We reckognized that there are numerous ways to calculate percent heterozygosity within a single individual and those reported numbers are often not comparable. We have established this as a documented method for utilization in the Hulse-Kemp Lab to calculate a % Heterozygosity value which can be comparable across different efforts.
Generally, we are utilizing whole genome assemblies which are becoming more complete as technology improves which enables giving a more robust assessment of genome-wide heterozygosity level that can be comparable across species.
- Run nucmer alignment between finished haplotype level assemblies from a single organism.
- Extract non-repetitive snps.
- Count snps and divide by organism genome size.

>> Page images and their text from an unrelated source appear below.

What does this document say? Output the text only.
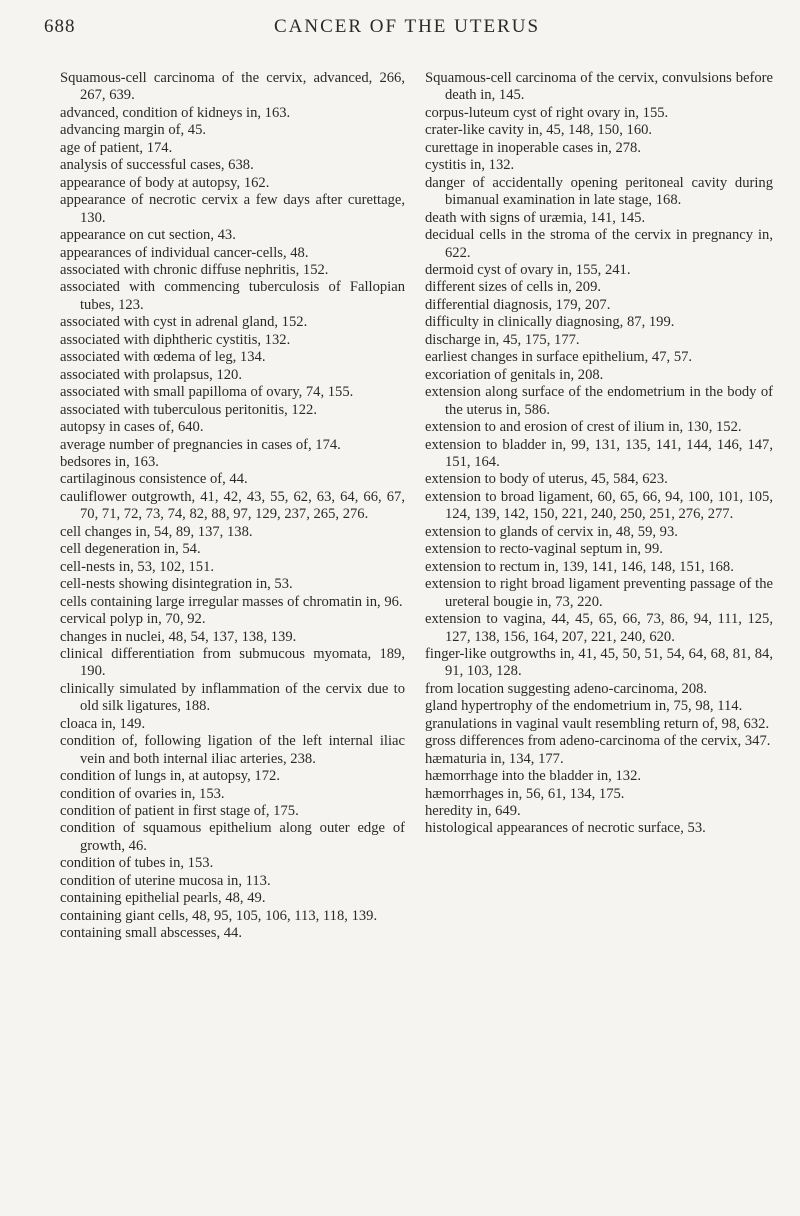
688	CANCER OF THE UTERUS

Squamous-cell carcinoma of the cervix, advanced, 266, 267, 639.

advanced, condition of kidneys in, 163.

advancing margin of, 45.

age of patient, 174.

analysis of successful cases, 638.

appearance of body at autopsy, 162.

appearance of necrotic cervix a few days after curettage, 130.

appearance on cut section, 43.

appearances of individual cancer-cells, 48.

associated with chronic diffuse nephritis, 152.

associated with commencing tuberculosis of Fallopian tubes, 123.

associated with cyst in adrenal gland, 152.

associated with diphtheric cystitis, 132.

associated with œdema of leg, 134.

associated with prolapsus, 120.

associated with small papilloma of ovary, 74, 155.

associated with tuberculous peritonitis, 122.

autopsy in cases of, 640.

average number of pregnancies in cases of, 174.

bedsores in, 163.

cartilaginous consistence of, 44.

cauliflower outgrowth, 41, 42, 43, 55, 62, 63, 64, 66, 67, 70, 71, 72, 73, 74, 82, 88, 97, 129, 237, 265, 276.

cell changes in, 54, 89, 137, 138.

cell degeneration in, 54.

cell-nests in, 53, 102, 151.

cell-nests showing disintegration in, 53.

cells containing large irregular masses of chromatin in, 96.

cervical polyp in, 70, 92.

changes in nuclei, 48, 54, 137, 138, 139.

clinical differentiation from submucous myomata, 189, 190.

clinically simulated by inflammation of the cervix due to old silk ligatures, 188.

cloaca in, 149.

condition of, following ligation of the left internal iliac vein and both internal iliac arteries, 238.

condition of lungs in, at autopsy, 172.

condition of ovaries in, 153.

condition of patient in first stage of, 175.

condition of squamous epithelium along outer edge of growth, 46.

condition of tubes in, 153.

condition of uterine mucosa in, 113.

containing epithelial pearls, 48, 49.

containing giant cells, 48, 95, 105, 106, 113, 118, 139.

containing small abscesses, 44.

Squamous-cell carcinoma of the cervix, convulsions before death in, 145.

corpus-luteum cyst of right ovary in, 155.

crater-like cavity in, 45, 148, 150, 160.

curettage in inoperable cases in, 278.

cystitis in, 132.

danger of accidentally opening peritoneal cavity during bimanual examination in late stage, 168.

death with signs of uræmia, 141, 145.

decidual cells in the stroma of the cervix in pregnancy in, 622.

dermoid cyst of ovary in, 155, 241.

different sizes of cells in, 209.

differential diagnosis, 179, 207.

difficulty in clinically diagnosing, 87, 199.

discharge in, 45, 175, 177.

earliest changes in surface epithelium, 47, 57.

excoriation of genitals in, 208.

extension along surface of the endometrium in the body of the uterus in, 586.

extension to and erosion of crest of ilium in, 130, 152.

extension to bladder in, 99, 131, 135, 141, 144, 146, 147, 151, 164.

extension to body of uterus, 45, 584, 623.

extension to broad ligament, 60, 65, 66, 94, 100, 101, 105, 124, 139, 142, 150, 221, 240, 250, 251, 276, 277.

extension to glands of cervix in, 48, 59, 93.

extension to recto-vaginal septum in, 99.

extension to rectum in, 139, 141, 146, 148, 151, 168.

extension to right broad ligament preventing passage of the ureteral bougie in, 73, 220.

extension to vagina, 44, 45, 65, 66, 73, 86, 94, 111, 125, 127, 138, 156, 164, 207, 221, 240, 620.

finger-like outgrowths in, 41, 45, 50, 51, 54, 64, 68, 81, 84, 91, 103, 128.

from location suggesting adeno-carcinoma, 208.

gland hypertrophy of the endometrium in, 75, 98, 114.

granulations in vaginal vault resembling return of, 98, 632.

gross differences from adeno-carcinoma of the cervix, 347.

hæmaturia in, 134, 177.

hæmorrhage into the bladder in, 132.

hæmorrhages in, 56, 61, 134, 175.

heredity in, 649.

histological appearances of necrotic surface, 53.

- Multiply by 100 to get to a % heterozygosity.
module load mummer
query='assembly-1.fasta'
ref='assembly-2.fasta'
out='assembly-1_onto_assembly-2'
# Step 1 - nucmer alignment
nucmer --prefix=${out} ${ref} ${query}
# Step 2 - extract non-repeat snps
show-snps -Clr ${out}.delta > ${out}_nonrepeat.snps
# Step 3 - count the number of SNPS by counting the number of lines in the .snps file
wc -l ${out}_nonrepeat.snps
Each SNP is on a single line in the .snps file. Subtract the 5 header lines to count the number of SNPs. Divide the number of SNPs by the genome size and multiply by 100 to get the percent heterozygosity. For example, if there are 4088858 lines in the .snps file and the chile pepper genome is 3.5 Gb then (4,088,853 SNPs / 3,500,000,000 bp) x 100 = 0.1168% heterozygosity.